This article was first published by the Herald on March 18, 2002.

By Richard Boock in Christchurch

It was a measure of the carnage wrought that Nasser Hussain was moved to praise his side afterwards for not crumbling under the pressure.

The England captain might have just won the first test by what, in 30 years or so, will look like a comfortable 98 runs, but the way Nathan Astle was batting, five or six more overs might have been enough for the New Zealanders.


In a loss which, for New Zealanders, ranks only behind the heart-wrenching scenes at Ellis Park in 1953-54 and the failed run-chase at Trent Bridge in 1973, Astle's record-breaking innings of 222 will be remembered long after the sun has set on this season, not least by the England bowlers.

The man who dropped the catch which allowed Graham Thorpe to strike an unbeaten double-century in England's second innings attempted to atone for the error on Saturday by launching the most destructive innings in the history of the game, eventually bringing his side to within sight of what had been a pie-in-the-sky winning total of 550.

Having shared in a record-breaking 10th-wicket partnership of 118 with Chris Cairns, Astle was finally dismissed with the total at 451, having scored the fastest-double century in terms of deliveries faced, and after almost exhausting the Canterbury Cricket Association's supply of replacement balls.

That England would win this test never seemed in doubt after they batted so well in the second innings and then reduced New Zealand to 333 for nine on Saturday afternoon, after some searching seam bowling from Andy Caddick.

But Astle, who teamed up with Danny Morrison to hold off England in a match-saving last-wicket partnership five years ago in Christchurch, had the Barmy Army agape and the hacks rewriting their stories as he played one of the greatest innings in test history.

For 60 or so minutes it was virtually raining cricket balls inside and outside Jade Stadium, and it would have been no surprise to learn that the grandstands had been designated hard-hat areas and that light aircraft had been warned away.

Arriving with New Zealand in trouble at 119 for three, Astle brought up his eighth test century off a comparatively pedestrian 114 balls before launching a stunning assault, picking up his next 122 runs off just 54 balls.

Striking with huge power down the ground and with exquisite timing square of the wicket, he progressed from 100 to 200 in a scarcely believable 39 balls, and by the time he was dismissed, sparking fevered celebrations from the English, he had hit 11 sixes, 28 fours and had lost two balls in an astonishing 168-ball innings.


Astle, who also brought up his 3000th test run, took particular pleasure in Matthew Hoggard's bowling, smashing the first-innings destroyer for 41 runs off his first two overs with the new ball and for 62 runs off the 3.3 overs he delivered between tea and the close.

The Yorkshire paceman might have been delighted with his seven-wicket haul on Thursday, but he may never be happier to take one for 142 off 24.3 overs.

Having just been dismissed for another six, he had Astle edging a wide, slower ball to wicketkeeper James Foster to end one of the more remarkable tests in the 94th over with more than a day to spare.
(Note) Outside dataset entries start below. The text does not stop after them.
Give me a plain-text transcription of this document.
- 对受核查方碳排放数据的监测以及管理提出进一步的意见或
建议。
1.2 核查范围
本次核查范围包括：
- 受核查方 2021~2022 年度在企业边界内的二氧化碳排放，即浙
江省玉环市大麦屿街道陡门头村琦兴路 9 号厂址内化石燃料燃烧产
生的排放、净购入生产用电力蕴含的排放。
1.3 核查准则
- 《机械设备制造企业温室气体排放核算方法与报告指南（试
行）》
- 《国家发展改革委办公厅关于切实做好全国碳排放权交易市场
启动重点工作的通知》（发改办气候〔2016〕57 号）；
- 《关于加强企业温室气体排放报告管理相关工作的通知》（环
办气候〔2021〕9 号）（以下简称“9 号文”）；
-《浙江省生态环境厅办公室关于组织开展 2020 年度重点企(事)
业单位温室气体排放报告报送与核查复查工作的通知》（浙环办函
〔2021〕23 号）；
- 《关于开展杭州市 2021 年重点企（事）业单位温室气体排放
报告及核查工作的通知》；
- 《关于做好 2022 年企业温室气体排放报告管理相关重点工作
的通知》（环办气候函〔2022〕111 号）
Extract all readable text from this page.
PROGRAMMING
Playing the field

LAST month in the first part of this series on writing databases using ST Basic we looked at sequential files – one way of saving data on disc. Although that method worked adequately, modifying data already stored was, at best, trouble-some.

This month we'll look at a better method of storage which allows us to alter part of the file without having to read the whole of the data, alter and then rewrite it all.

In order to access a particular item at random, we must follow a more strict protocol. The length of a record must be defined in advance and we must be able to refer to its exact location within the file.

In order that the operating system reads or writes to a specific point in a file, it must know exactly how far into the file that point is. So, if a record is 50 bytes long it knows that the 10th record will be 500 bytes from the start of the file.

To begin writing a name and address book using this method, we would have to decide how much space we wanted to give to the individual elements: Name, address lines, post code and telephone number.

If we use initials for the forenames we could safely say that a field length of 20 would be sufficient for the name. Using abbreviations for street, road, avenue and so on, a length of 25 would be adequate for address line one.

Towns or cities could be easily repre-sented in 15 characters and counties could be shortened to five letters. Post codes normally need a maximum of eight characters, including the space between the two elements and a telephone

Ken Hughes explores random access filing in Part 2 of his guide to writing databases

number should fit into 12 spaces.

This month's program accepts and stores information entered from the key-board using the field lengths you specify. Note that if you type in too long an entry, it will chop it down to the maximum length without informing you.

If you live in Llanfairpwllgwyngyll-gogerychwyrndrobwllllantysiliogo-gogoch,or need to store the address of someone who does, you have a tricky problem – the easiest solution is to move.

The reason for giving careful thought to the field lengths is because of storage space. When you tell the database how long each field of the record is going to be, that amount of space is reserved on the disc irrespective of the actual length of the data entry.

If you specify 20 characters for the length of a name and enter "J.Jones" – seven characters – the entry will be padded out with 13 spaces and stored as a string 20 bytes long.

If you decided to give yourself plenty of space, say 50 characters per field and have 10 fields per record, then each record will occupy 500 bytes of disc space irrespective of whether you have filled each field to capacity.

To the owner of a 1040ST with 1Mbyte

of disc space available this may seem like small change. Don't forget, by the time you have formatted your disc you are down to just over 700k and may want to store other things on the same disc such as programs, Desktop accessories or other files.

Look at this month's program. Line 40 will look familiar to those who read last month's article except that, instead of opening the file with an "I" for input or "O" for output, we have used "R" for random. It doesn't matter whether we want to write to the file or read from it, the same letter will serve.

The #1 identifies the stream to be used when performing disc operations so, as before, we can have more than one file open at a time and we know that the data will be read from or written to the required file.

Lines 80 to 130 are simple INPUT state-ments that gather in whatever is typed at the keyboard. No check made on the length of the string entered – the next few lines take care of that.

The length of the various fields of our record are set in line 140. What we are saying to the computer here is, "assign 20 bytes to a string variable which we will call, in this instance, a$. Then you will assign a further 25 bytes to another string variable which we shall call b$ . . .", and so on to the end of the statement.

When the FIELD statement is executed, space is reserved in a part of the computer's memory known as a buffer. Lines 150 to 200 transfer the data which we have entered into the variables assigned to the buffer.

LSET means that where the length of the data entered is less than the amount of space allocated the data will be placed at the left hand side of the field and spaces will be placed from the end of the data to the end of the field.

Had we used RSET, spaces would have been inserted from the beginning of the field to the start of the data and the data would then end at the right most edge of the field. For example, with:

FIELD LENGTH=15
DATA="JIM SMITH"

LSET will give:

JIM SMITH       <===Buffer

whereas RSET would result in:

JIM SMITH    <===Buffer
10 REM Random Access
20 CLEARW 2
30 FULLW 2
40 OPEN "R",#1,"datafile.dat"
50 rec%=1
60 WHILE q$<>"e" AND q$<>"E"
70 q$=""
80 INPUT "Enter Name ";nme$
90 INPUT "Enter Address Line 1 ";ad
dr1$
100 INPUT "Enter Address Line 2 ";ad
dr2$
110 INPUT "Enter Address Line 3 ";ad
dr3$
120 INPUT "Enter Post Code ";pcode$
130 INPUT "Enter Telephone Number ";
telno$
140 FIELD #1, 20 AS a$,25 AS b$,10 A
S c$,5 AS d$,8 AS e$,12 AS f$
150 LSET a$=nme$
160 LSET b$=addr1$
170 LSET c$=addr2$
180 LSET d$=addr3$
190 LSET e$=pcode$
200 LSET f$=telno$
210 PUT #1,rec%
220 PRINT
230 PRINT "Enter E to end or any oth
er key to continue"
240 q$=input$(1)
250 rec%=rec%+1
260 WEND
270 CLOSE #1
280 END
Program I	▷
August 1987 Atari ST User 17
"For us to win a game when the wicket just got better and better ... just shows we have a bit of character about us," Hussain said afterwards.

"We happened to win a test match by nearly 100 runs at the end of it, and that's how it will look in a few years' time - but that was a magnificent test match."

It was also a game of bizarre contradictions, given that England won after losing their first two wickets of the test without a run on the board, that by far the quickest double-century in 125 years of test cricket was not enough for victory, and not even enough for the man-of-the-match award - which went to first-innings double-centurion Thorpe.

For Astle, there was at least one record he was unable to break and that was the fastest 200 in terms of time, although he did manage to come within three minutes of creating more history.

The only player to score a faster double-century was Sir Donald Bradman.